Textural intrigue has been core to Matthieu Blazy’s Bottega Veneta since his inaugural collection, when the designer imprinted leather shirts and jeans with photorealistic trompe l’oeil prints that made them look like, well, normal shirts and jeans.

Now, for the third year of Bottega Veneta’s ongoing relationship with Biennale College Danza — the International Festival of Contemporary Dance — Bottega Veneta has devised ingenious “denim” sets, designed for the dance troupe commissioned by La Biennale di Venezia to perform When I Am Facing U, the new composition by Shanghai-based choreographer Xie Xin.

Bottega Veneta’s outfits are cleverly intended to be both light enough to avoid restricting the dancers’ movements and unassuming enough to appear like ordinary denim shirts and pants. They’re comprised entirely of ultra-flowy viscose silk, a delicate and historic textile formed from wood pulp rather than the byproduct of silkworms.

Teamed with a timeless ribbed Bottega tank, the dancers outfits look like a pastiche of James Dean’s wardrobe from a distance. In motion, though, they reveal themselves to be fluid yet sturdy, dancing in coordination with the artists themselves.

The silk denim sets are a far cry from Bottega Veneta’s typically beefy trompe l’oeil clothing.

While the silk sets are graceful and breezy, Bottega Veneta’s usual shapeshifting designs utilizes supple leather and sturdy silicone (plastic by any other name) to evoke rumpled paper, poppable bubble wrap, and brushed cotton flannel.

The tricky denim is all part of the workwear fascination that Blazy has infused into Bottega Veneta’s otherwise typically opulent, understated elegance.
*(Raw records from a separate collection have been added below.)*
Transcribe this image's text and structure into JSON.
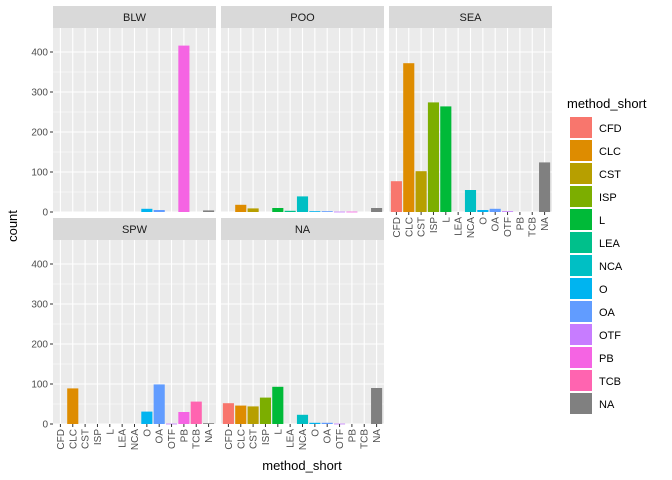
{
  "chart_data": {
    "type": "bar",
    "facet_layout": "wrap",
    "xlabel": "method_short",
    "ylabel": "count",
    "ylim": [
      0,
      460
    ],
    "yticks": [
      0,
      100,
      200,
      300,
      400
    ],
    "grid": true,
    "legend_position": "right",
    "legend_title": "method_short",
    "categories": [
      "CFD",
      "CLC",
      "CST",
      "ISP",
      "L",
      "LEA",
      "NCA",
      "O",
      "OA",
      "OTF",
      "PB",
      "TCB",
      "NA"
    ],
    "colors": {
      "CFD": "#F8766D",
      "CLC": "#DE8C00",
      "CST": "#B79F00",
      "ISP": "#7CAE00",
      "L": "#00BA38",
      "LEA": "#00C08B",
      "NCA": "#00BFC4",
      "O": "#00B4F0",
      "OA": "#619CFF",
      "OTF": "#C77CFF",
      "PB": "#F564E3",
      "TCB": "#FF64B0",
      "NA": "#808080"
    },
    "facets": [
      {
        "label": "BLW",
        "values": {
          "O": 8,
          "OA": 5,
          "PB": 416,
          "NA": 4
        }
      },
      {
        "label": "POO",
        "values": {
          "CLC": 18,
          "CST": 9,
          "L": 10,
          "LEA": 3,
          "NCA": 39,
          "O": 2,
          "OA": 2,
          "OTF": 1,
          "PB": 1,
          "NA": 10
        }
      },
      {
        "label": "SEA",
        "values": {
          "CFD": 77,
          "CLC": 372,
          "CST": 102,
          "ISP": 274,
          "L": 264,
          "NCA": 55,
          "O": 5,
          "OA": 8,
          "OTF": 2,
          "NA": 124
        }
      },
      {
        "label": "SPW",
        "values": {
          "CLC": 89,
          "O": 31,
          "OA": 99,
          "OTF": 1,
          "PB": 30,
          "TCB": 56,
          "NA": 2
        }
      },
      {
        "label": "NA",
        "values": {
          "CFD": 52,
          "CLC": 46,
          "CST": 44,
          "ISP": 66,
          "L": 93,
          "NCA": 23,
          "O": 3,
          "OA": 3,
          "OTF": 1,
          "NA": 90
        }
      }
    ]
  }
}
Recent Bottega collections have yielded work boots, the aforementioned flannels, and fur-trimmed aviator jackets, for instance, which all fits well within BV’s humbly luxurious ethos but also advances the labels stylistic inspirations to include more function-inspired fare.

Perhaps the denim-printed silk sets designed for Xin’s dancers are a taste of what Bottega Veneta has planned for Spring/Summer 2024.

Given that its Spring/Summer 2023 collection included leather sweaters and shirts aplenty, some comparatively breathable silk would be a seasonal shift worth dancing about.